Big data, small footprint
How changing the rules of computing could lighten Big Data’s impact on the internet.
At a time when we’re relying on the internet to an unprecedented degree in our daily lives, a team of U-M researchers led by Mosharaf Chowdhury and Harsha Madhyastha has found a way for tech companies, banks and health systems to squeeze more capacity out of our existing infrastructure.
A change to the design of big-data software tool Apache Spark could enable the world’s biggest users of computing power to crunch through massive tasks up to 16 times faster while lightening their burden on the internet. Chowdhury is an assistant professor and Madhyastha is an associate professor, both of computer science and engineering. The modification, called Sol, is now available for download on GitHub.
Spark is an open-source electronic framework that serves as a task manager, coordinating vast networks of individual computers to work together as a single machine on big computing tasks. One of the most widely-used tools of its kind in the world, it’s used by every major tech company as well as banks, telecommunications companies, governments and many others.
When Spark was built a decade ago, most of this work took place at large data centers, where vast banks of machines were located at a single site. But today, it’s increasingly being used to connect machines that are spread across the globe and connected by the internet.

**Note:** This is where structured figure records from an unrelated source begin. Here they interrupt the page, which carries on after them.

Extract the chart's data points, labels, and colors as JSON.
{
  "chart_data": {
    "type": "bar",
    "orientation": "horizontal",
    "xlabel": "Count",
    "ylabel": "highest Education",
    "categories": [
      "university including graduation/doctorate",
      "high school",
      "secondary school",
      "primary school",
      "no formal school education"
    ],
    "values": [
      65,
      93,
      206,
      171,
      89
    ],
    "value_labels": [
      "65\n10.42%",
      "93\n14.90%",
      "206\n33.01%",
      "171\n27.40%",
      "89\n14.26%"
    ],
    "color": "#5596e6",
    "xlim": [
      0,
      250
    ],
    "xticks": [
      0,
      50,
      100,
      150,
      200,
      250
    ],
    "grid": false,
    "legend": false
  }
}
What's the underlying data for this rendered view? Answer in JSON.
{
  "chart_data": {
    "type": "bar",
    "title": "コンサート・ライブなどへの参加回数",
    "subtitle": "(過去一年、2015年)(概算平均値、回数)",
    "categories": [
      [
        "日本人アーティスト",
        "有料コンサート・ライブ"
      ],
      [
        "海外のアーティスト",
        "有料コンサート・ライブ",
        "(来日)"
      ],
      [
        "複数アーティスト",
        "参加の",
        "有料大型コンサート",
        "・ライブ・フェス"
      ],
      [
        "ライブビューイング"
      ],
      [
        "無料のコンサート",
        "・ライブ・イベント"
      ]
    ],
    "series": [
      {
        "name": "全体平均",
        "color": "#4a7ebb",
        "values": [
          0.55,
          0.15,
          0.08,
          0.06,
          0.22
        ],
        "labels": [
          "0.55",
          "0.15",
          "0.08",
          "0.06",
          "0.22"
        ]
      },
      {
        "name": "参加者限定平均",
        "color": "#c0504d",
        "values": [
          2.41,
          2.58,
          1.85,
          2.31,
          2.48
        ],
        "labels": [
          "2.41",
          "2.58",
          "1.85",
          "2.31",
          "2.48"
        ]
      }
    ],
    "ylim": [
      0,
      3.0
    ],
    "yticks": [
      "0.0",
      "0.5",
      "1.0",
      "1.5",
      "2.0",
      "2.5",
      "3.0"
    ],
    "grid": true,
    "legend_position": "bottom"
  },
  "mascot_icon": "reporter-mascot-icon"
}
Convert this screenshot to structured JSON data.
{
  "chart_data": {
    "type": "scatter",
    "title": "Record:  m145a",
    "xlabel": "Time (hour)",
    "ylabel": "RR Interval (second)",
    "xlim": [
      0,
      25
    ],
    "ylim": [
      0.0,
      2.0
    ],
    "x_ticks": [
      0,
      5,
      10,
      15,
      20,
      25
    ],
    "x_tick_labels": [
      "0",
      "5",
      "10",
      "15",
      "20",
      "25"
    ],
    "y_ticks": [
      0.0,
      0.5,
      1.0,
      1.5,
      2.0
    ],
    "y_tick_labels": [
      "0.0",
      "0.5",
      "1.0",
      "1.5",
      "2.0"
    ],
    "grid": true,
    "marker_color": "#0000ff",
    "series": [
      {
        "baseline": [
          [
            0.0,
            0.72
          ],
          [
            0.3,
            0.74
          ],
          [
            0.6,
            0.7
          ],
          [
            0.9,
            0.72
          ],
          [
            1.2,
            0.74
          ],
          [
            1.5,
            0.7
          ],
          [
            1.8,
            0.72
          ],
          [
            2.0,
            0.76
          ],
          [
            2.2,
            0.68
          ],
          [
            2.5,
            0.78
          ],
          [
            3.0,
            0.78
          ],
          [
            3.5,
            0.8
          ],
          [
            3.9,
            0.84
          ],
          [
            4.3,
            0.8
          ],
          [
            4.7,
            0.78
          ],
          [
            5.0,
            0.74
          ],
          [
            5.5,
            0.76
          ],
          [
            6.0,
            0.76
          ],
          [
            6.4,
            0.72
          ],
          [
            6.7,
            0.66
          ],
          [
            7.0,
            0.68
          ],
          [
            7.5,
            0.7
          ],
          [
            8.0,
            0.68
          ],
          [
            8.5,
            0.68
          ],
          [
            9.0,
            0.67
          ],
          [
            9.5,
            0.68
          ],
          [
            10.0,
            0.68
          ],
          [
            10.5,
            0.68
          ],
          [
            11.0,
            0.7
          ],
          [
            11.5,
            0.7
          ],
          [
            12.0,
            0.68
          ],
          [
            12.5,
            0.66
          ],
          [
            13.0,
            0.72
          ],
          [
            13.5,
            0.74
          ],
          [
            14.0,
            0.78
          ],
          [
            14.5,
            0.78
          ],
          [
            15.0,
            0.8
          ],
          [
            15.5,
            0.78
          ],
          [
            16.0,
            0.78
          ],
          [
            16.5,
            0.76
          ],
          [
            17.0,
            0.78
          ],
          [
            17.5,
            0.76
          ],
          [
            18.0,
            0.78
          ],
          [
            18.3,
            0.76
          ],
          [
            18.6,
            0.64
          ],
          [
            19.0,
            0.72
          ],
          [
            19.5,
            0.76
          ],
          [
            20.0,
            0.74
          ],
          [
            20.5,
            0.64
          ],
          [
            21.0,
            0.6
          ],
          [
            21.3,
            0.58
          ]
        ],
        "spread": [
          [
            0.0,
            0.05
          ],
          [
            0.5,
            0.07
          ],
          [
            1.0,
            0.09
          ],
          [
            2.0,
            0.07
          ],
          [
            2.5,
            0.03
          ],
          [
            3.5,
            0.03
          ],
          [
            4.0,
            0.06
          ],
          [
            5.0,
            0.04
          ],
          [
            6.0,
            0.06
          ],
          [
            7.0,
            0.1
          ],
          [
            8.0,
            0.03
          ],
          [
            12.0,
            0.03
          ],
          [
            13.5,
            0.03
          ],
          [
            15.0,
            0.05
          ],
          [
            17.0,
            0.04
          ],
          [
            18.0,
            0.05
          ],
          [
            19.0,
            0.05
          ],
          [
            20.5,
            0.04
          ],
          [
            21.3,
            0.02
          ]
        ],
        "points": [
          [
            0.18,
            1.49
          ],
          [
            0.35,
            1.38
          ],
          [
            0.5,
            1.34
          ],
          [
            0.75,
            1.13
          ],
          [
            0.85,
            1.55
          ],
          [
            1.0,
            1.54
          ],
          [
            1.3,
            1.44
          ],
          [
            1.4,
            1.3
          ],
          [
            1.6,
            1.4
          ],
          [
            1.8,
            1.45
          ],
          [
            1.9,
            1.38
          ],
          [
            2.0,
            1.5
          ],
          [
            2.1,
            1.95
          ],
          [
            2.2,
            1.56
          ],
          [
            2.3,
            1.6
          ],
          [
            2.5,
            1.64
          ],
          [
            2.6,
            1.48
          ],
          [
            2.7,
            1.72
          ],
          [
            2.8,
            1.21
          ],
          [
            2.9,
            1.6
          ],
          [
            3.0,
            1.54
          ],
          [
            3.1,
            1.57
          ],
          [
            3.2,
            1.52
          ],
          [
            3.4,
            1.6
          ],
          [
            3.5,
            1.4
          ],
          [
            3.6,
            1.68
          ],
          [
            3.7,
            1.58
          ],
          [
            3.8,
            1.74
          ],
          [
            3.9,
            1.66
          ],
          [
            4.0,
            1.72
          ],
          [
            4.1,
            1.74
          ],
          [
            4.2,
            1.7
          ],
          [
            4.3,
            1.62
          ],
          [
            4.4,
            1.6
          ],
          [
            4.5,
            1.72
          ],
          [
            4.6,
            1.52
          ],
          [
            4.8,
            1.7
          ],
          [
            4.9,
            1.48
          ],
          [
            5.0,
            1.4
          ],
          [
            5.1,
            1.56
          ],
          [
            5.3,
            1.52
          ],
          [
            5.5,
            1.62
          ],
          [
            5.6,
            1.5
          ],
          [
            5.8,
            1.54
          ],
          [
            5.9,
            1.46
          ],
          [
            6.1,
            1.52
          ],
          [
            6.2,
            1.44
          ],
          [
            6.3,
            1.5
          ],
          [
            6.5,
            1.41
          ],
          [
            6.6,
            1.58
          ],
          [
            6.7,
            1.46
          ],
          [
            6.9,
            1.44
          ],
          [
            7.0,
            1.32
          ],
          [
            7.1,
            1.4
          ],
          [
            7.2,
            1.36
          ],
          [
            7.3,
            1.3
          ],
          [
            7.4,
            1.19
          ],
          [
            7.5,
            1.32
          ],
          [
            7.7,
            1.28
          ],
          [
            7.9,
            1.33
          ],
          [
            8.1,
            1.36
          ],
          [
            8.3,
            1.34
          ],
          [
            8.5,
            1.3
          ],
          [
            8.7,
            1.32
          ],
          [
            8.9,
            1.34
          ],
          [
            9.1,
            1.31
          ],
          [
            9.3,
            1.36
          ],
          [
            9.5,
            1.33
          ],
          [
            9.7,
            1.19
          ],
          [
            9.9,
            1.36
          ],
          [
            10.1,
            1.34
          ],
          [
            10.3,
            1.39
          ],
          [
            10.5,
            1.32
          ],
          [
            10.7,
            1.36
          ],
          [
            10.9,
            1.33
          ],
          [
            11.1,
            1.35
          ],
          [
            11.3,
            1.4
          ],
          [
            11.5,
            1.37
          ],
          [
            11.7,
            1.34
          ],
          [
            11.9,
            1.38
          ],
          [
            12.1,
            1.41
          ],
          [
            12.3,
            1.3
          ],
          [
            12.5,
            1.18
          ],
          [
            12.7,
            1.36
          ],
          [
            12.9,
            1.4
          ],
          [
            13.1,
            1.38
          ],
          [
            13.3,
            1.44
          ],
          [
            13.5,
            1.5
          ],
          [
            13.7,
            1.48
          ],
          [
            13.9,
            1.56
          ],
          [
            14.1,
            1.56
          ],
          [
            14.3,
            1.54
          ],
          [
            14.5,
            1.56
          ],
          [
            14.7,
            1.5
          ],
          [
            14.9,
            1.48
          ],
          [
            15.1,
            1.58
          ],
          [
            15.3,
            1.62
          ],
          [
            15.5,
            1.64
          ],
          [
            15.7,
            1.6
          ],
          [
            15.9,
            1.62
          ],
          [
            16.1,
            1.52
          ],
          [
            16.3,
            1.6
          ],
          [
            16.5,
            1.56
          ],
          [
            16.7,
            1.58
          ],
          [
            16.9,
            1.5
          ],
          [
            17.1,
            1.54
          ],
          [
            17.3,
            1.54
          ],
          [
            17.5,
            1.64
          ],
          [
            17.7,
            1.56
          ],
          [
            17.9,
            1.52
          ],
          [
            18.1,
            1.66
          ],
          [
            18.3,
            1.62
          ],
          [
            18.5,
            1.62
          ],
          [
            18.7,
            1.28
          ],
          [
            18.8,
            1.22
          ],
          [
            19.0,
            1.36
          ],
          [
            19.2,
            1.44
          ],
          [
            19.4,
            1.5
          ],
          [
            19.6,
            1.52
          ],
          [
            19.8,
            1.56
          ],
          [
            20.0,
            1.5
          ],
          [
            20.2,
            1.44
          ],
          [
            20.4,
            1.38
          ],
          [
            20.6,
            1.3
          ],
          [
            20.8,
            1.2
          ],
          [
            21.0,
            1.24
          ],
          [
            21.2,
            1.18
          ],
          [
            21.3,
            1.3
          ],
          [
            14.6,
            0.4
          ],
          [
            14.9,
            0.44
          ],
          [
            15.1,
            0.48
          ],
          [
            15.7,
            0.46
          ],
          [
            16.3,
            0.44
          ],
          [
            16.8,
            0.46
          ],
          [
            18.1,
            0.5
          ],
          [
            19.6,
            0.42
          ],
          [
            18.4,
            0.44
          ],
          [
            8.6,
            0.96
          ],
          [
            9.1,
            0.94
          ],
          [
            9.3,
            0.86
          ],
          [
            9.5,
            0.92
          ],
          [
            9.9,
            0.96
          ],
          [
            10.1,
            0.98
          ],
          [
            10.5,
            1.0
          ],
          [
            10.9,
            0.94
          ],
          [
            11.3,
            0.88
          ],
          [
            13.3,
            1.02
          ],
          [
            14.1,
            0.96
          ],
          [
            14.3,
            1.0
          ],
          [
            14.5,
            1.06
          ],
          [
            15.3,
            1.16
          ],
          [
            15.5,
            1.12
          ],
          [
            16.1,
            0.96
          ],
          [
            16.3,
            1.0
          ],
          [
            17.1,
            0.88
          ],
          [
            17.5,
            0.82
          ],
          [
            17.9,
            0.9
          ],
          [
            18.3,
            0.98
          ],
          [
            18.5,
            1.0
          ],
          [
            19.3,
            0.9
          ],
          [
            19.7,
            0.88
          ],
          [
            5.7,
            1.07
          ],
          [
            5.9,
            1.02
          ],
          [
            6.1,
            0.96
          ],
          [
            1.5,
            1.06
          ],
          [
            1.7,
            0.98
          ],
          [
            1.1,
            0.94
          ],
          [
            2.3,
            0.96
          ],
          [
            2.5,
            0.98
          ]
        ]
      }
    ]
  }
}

Chowdhury helped build Spark during his time as a graduate student at the University of California Berkeley. He explains that it parcels out work to individual machines using a component called an execution engine. It was designed primarily for large data centers, where groups of machines on the same local network could communicate quickly with each other. But it’s less efficient when machines are thousands of miles apart, connected by the relatively narrow pipe of the internet.
“Spark’s existing execution engine makes decisions about where to send work at the very last minute—only after the CPU signals that it’s ready for more work does it send a new task,” Chowdhury said. “That approach maximizes flexibility, and it makes sense when a task is housed in a single data center. But that communication takes much longer between machines that are connected by the internet. The last-minute approach often leaves CPUs underutilized, meaning they’re sitting around waiting for work.”
So Chowdhury and Madhyastha, working with graduate student research assistants Fan Lai and Jie You as well as undergraduate student Xiangfeng Zhu, wrote a new execution engine called Sol. Sol takes a more proactive approach; instead of waiting for CPUs to signal that they’re ready for a new job, it guesses which ones will be next in line and actively pushes new tasks to them. It also instructs machines to process data locally when possible instead of constantly moving it between machines.
This means less shuffling of data and commands between machines, lessening the burden on the internet and speeding data processing. Chowdhury’s team has found that it speeds computation dramatically, making common tasks four to 16 times faster.
While the currently available release is a research version of the software rather than a more polished product, Chowdhury says releasing it in its current form is a way to drive research at a time when speed is essential.
“Fan Lai is already making himself available to help those who want to try it,” he said. “We’re doing everything we can to move quickly.”
The paper is titled “Sol: Fast Distributed Computation Over Slow Networks.”